Kecuali semua ini berubah, gagasan Eropa geopolitik yang didorong oleh penelitian dan pengembangan akan tetap lahir mati.
Saat ini, proposal proyek dinilai melalui proses teknokratis yang memakan waktu rata-rata hampir satu tahun. Dan di akhir proses pencarian dana yang rumit itu, uang yang ada di meja juga jauh dari kompetitif: Komisi Eropa berinvestasi €100 miliar dalam penelitian dan inovasi untuk 2021-27, di antara AS, China, dan bahkan perusahaan multinasional seperti Amazon.

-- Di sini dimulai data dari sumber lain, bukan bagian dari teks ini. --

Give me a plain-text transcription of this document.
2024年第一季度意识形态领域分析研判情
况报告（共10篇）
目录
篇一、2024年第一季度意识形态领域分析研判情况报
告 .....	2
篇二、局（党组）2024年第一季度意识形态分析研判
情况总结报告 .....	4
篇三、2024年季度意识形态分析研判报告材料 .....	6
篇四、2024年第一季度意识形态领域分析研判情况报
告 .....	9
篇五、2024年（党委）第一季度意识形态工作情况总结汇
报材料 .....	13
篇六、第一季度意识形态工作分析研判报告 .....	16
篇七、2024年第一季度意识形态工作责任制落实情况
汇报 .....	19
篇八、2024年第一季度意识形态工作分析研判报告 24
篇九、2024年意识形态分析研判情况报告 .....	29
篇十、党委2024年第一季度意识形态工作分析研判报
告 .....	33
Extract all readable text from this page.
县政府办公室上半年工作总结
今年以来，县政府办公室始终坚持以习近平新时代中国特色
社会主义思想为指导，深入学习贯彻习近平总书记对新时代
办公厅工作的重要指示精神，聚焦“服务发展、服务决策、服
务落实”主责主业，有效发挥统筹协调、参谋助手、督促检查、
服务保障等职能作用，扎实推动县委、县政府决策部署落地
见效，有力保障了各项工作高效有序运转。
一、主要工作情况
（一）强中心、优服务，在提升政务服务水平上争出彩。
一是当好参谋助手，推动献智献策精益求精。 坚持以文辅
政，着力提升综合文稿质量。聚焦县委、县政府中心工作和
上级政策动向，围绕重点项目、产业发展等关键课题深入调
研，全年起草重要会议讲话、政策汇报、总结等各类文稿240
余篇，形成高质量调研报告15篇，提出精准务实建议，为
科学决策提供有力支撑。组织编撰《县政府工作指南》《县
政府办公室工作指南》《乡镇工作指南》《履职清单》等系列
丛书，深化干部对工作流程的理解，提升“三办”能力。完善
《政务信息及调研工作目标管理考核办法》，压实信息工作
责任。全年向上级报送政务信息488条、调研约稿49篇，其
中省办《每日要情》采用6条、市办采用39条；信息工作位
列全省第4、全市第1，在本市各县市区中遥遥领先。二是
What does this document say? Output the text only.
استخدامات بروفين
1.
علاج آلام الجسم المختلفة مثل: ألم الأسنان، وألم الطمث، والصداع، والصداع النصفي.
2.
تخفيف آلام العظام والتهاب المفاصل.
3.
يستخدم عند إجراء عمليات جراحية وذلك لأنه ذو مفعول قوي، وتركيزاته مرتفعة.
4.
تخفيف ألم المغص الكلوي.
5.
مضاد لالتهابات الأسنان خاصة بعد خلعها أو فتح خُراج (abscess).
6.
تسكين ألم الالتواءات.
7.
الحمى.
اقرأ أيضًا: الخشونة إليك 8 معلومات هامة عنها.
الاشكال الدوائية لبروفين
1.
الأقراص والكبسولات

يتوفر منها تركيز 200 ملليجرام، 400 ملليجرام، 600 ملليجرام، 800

Semua pembicaraan tentang geopolitik Eropa akan tetap ompong jika komunitas politik yang ingin dibangunnya adalah platform bergaya LSM untuk bertemu, menyapa, dan berbicara – daripada kekuatan politik dan badan hukum yang sebenarnya dapat diubah oleh serikat dan komisi. sebuah kekuatan global.
Jika itu tetap menjadi klub yang dapat diikuti atau ditinggalkan oleh suatu negara – itu bukan politik atau geopolitik. Geopolitik didefinisikan secara teritorial; itu membutuhkan kewarganegaraan yang dapat mengidentifikasi dengan sistem sosial dan politik – komunitas politik yang dibayangkannya.
Demikian pula, persaingan melalui inovasi harus dilakukan dengan kecepatan yang semakin cepat di mana sebuah ide yang dapat mengubah realitas tidak dikalahkan oleh kecanggihan para teknokrat dan profesor di menara gading, terlepas dari pesatnya kecepatan transformasi global. Tanpa itu, ambisi untuk bersaing dengan Silicon Valley atau China hanyalah lelucon.
Dengan kata lain, “komisi geopolitik” hanyalah mimpi yang meledak di bawah beban cengkeraman teknokratis UE yang mencekik pada realitas sosial, ekonomi, dan teritorial benua itu.
Jika Eropa ingin bersaing – dalam geopolitik dan teknologi – para teknokrat harus mundur.
Pendapat yang diungkapkan dalam artikel ini adalah milik penulis sendiri dan tidak mencerminkan posisi redaksi Al Jazeera.